Em um recente estudo, publicado na revista Environmental Health Perspectives, pesquisadores da Universidade do Novo México descobriram que os microplásticos estão tendo um impacto significativo em nossas vias digestivas, encontrando seu caminho do intestino para os tecidos do rim, fígado e cérebro. No estudo, foi realizada microscopia de luz polarizada em amostras de soro, cérebro, fígado e rins isolados de camundongos expostos a microesferas de poliestireno e plásticos mistos durante quatro semanas. As microesferas foram observadas no soro e em todos os três tecidos isolados, com maior quantidade no fígado. Usando espectroscopia Raman e análise de XPS, confirmou-se que as microesferas translocadas sistemicamente eram de poliestireno, embora tenham sofrido alterações bioquímicas durante a translocação.1
Dessa forma, o estudo mostra que MPs podem se incorporar a outros órgãos internos após a ingestão, como confirmado pela translocação sistêmica de MPs. A exposição a quatro semanas de poliestireno (PS) sozinho ou a plásticos mistos impactou várias vias metabólicas no cólon, fígado e cérebro de camundongos. As vias metabólicas mais comuns desreguladas estavam associadas aos aminoácidos, o que pode influenciar inúmeros processos fisiológicos. A exposição a MPs pode alterar a via do metabolismo xenobiótico pelo citocromo P450 no cérebro, sugerindo potenciais efeitos neurotóxicos.
Além disso, as alterações metabolômicas observadas no cólon, fígado e cérebro, mostram respostas diferenciais dependentes da dose e do tipo de exposição a MPs.
Resultados preocupantes
Os resultados desse estudo fornecem uma prova de conceito para a identificação de alterações metabolômicas associadas à exposição a MPs e adicionam insights sobre os potenciais riscos à saúde que a contaminação por MPs mistos pode representar para os humanos.
A exposição a microplásticos é inevitável. Logo, é crucial entendermos e enfrentarmos o problema dos microplásticos, não apenas como uma questão ambiental, mas também como uma séria preocupação com a saúde pública. A ação é necessária em níveis individuais, industriais e governamentais para reduzir a produção e o consumo de plásticos.
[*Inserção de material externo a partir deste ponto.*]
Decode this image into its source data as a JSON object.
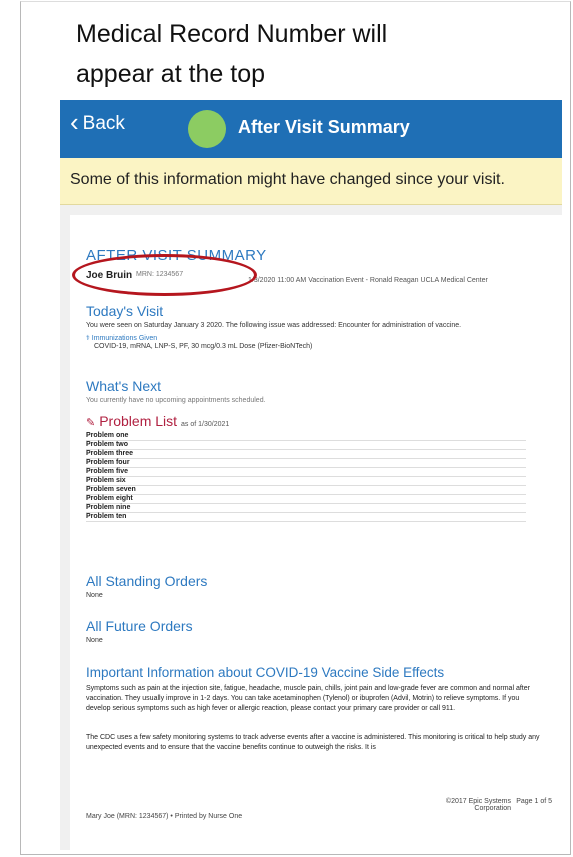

Além disso, é vital investir em pesquisa contínua para entender melhor os efeitos dos microplásticos na saúde humana e desenvolver soluções eficazes para mitigar esse problema crescente. O futuro da nossa saúde e do nosso planeta depende da nossa capacidade de lidar com os desafios impostos pelos microplásticos.
Referências
1 Marcus M. Garcia, Aaron S. Romero, Seth D. Merkley, Jewel L. Meyer-Hagen, Charles Forbes, Eliane El Hayek, David P. Sciezka, Rachel Templeton, Jorge Gonzalez-Estrella, Yan Jin, Haiwei Gu, Angelica Benavidez, Russell P. Hunter, Selita Lucas, Guy Herbert, Kyle Joohyung Kim, Julia Yue Cui, Rama R. Gullapalli, Julie G. In, Matthew J. Campen, Eliseo F. Castillo. In Vivo Tissue Distribution of Polystyrene or Mixed Polymer Microspheres and Metabolomic Analysis after Oral Exposure in Mice. Environmental Health Perspectives, 2024; 132 (4) DOI: 10.1289/EHP13435.